Что думал мальчик, я не знаю. Он шел сжав губы, бежал, ложился, опять бежал. Ни колебания, ни страха.
С перевала шел пологий спуск, вскоре начинались кусты можжевельника, низкие, но пушистые ели и полярные березки. В первом же закрытом месте мы сбросили рюкзаки и легли на мягкий, почти сухой мох.
Перед нами открывалась неизвестность, и это надо было обсудить и усвоить. На запад текла река. На картах, которые мы видели до бегства и в общих очертаниях хранили в памяти, граница была проведена по водоразделу. Но там была показана одна река — здесь долина была широкой и составлялась течением трех небольших рек. Кроме того, даже по самой оптимистической карте от долины до границы оставалось километров двадцать, мы же свернули раньше и сразу оказались на реке, текущей к западу.

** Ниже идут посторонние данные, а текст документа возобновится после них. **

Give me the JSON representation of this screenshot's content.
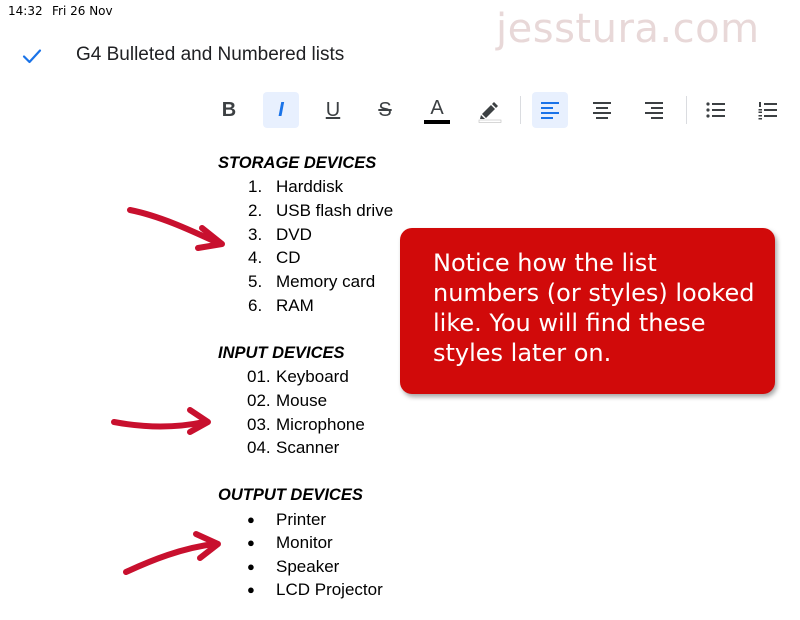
{
  "status_bar": {
    "time": "14:32",
    "date": "Fri 26 Nov"
  },
  "watermark": "jesstura.com",
  "header": {
    "done_icon": "check-icon",
    "doc_title": "G4 Bulleted and Numbered lists"
  },
  "toolbar": {
    "bold": "B",
    "italic": "I",
    "underline": "U",
    "strikethrough": "S",
    "text_color": "A",
    "text_color_value": "#000000",
    "highlight_icon": "highlighter-icon",
    "align_left_icon": "align-left-icon",
    "align_center_icon": "align-center-icon",
    "align_right_icon": "align-right-icon",
    "bulleted_list_icon": "bulleted-list-icon",
    "numbered_list_icon": "numbered-list-icon",
    "active_color": "#1a73e8"
  },
  "document": {
    "storage": {
      "heading": "STORAGE DEVICES",
      "items": [
        {
          "marker": "1.",
          "text": "Harddisk"
        },
        {
          "marker": "2.",
          "text": "USB flash drive"
        },
        {
          "marker": "3.",
          "text": "DVD"
        },
        {
          "marker": "4.",
          "text": "CD"
        },
        {
          "marker": "5.",
          "text": "Memory card"
        },
        {
          "marker": "6.",
          "text": "RAM"
        }
      ]
    },
    "input": {
      "heading": "INPUT DEVICES",
      "items": [
        {
          "marker": "01.",
          "text": "Keyboard"
        },
        {
          "marker": "02.",
          "text": "Mouse"
        },
        {
          "marker": "03.",
          "text": "Microphone"
        },
        {
          "marker": "04.",
          "text": "Scanner"
        }
      ]
    },
    "output": {
      "heading": "OUTPUT DEVICES",
      "items": [
        {
          "marker": "●",
          "text": "Printer"
        },
        {
          "marker": "●",
          "text": "Monitor"
        },
        {
          "marker": "●",
          "text": "Speaker"
        },
        {
          "marker": "●",
          "text": "LCD Projector"
        }
      ]
    }
  },
  "callout": {
    "text": "Notice how the list numbers (or styles) looked like. You will find these styles later on.",
    "background": "#d10a0a"
  },
  "annotations": {
    "arrow_color": "#d10a0a"
  }
}
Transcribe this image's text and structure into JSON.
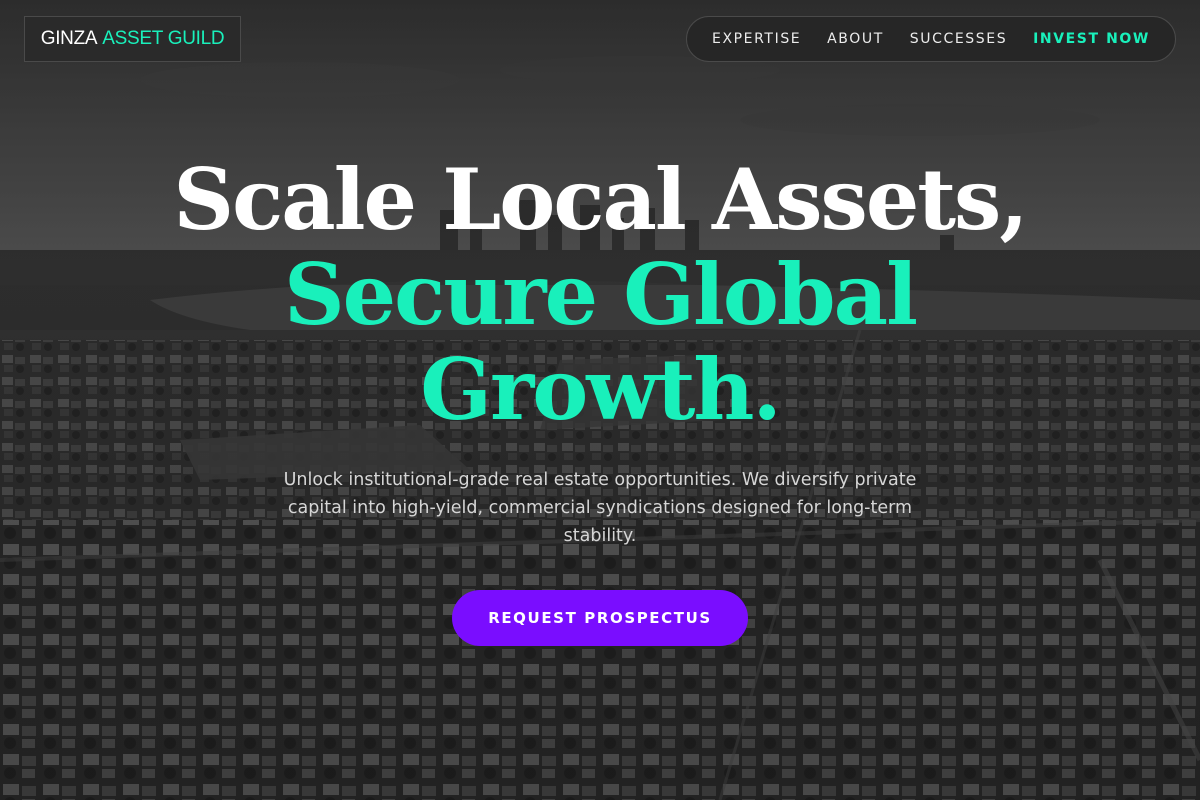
{
  "brand": {
    "name_part1": "GINZA",
    "name_part2": "ASSET GUILD",
    "accent_color": "#19f0bb"
  },
  "nav": {
    "items": [
      {
        "label": "EXPERTISE"
      },
      {
        "label": "ABOUT"
      },
      {
        "label": "SUCCESSES"
      },
      {
        "label": "INVEST NOW"
      }
    ]
  },
  "hero": {
    "line1": "Scale Local Assets,",
    "line2": "Secure Global",
    "line3": "Growth.",
    "subtitle": "Unlock institutional-grade real estate opportunities. We diversify private capital into high-yield, commercial syndications designed for long-term stability.",
    "cta_label": "REQUEST PROSPECTUS",
    "cta_color": "#7a0dff"
  },
  "background": {
    "description_icon": "aerial-city-photo"
  }
}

По другой карте до границы должно было остаться еще километров пятьдесят. Но ни на одной карте реки такого направления в пределах СССР показано не было, вместе с тем, она не могла быть и на финской стороне. Очевидно, мы попали в местность, плохо исследованную, неточно нанесенную на карты, и, в смысле расстояний, нас могли ждать очень печальные сюрпризы.
— Эх, если бы знать, где граница, бегом бы побежал, — воскликнул муж. — Скверно то, что мы, быть может, и перейдем границу, а все будем сомневаться.
Сначала идти было легко и сухо, но вскоре мы попали в безвыходную трясину: болота застилали берега речки на много верст. Ярко-зеленые, поросшие осокой вязкие луговины чередовались с мшистыми, кочковатыми площадями. Ноги промокли. Налипли комары. Темнело, а всюду была трясина, и приткнуться было некуда. Когда уже ночью, измученные до последнего, мы передыхали, стоя втроем на зыбучей кочке, муж неожиданно сказал:
— А все-таки это гораздо лучше, чем стоять в холодном коридоре у дверей следовательского кабинета.
Мы забыли про холод, про болота, про ночь, счастливые, что отец с нами, что никто больше не заставит его мучиться и мерзнуть в отвратительной тюрьме.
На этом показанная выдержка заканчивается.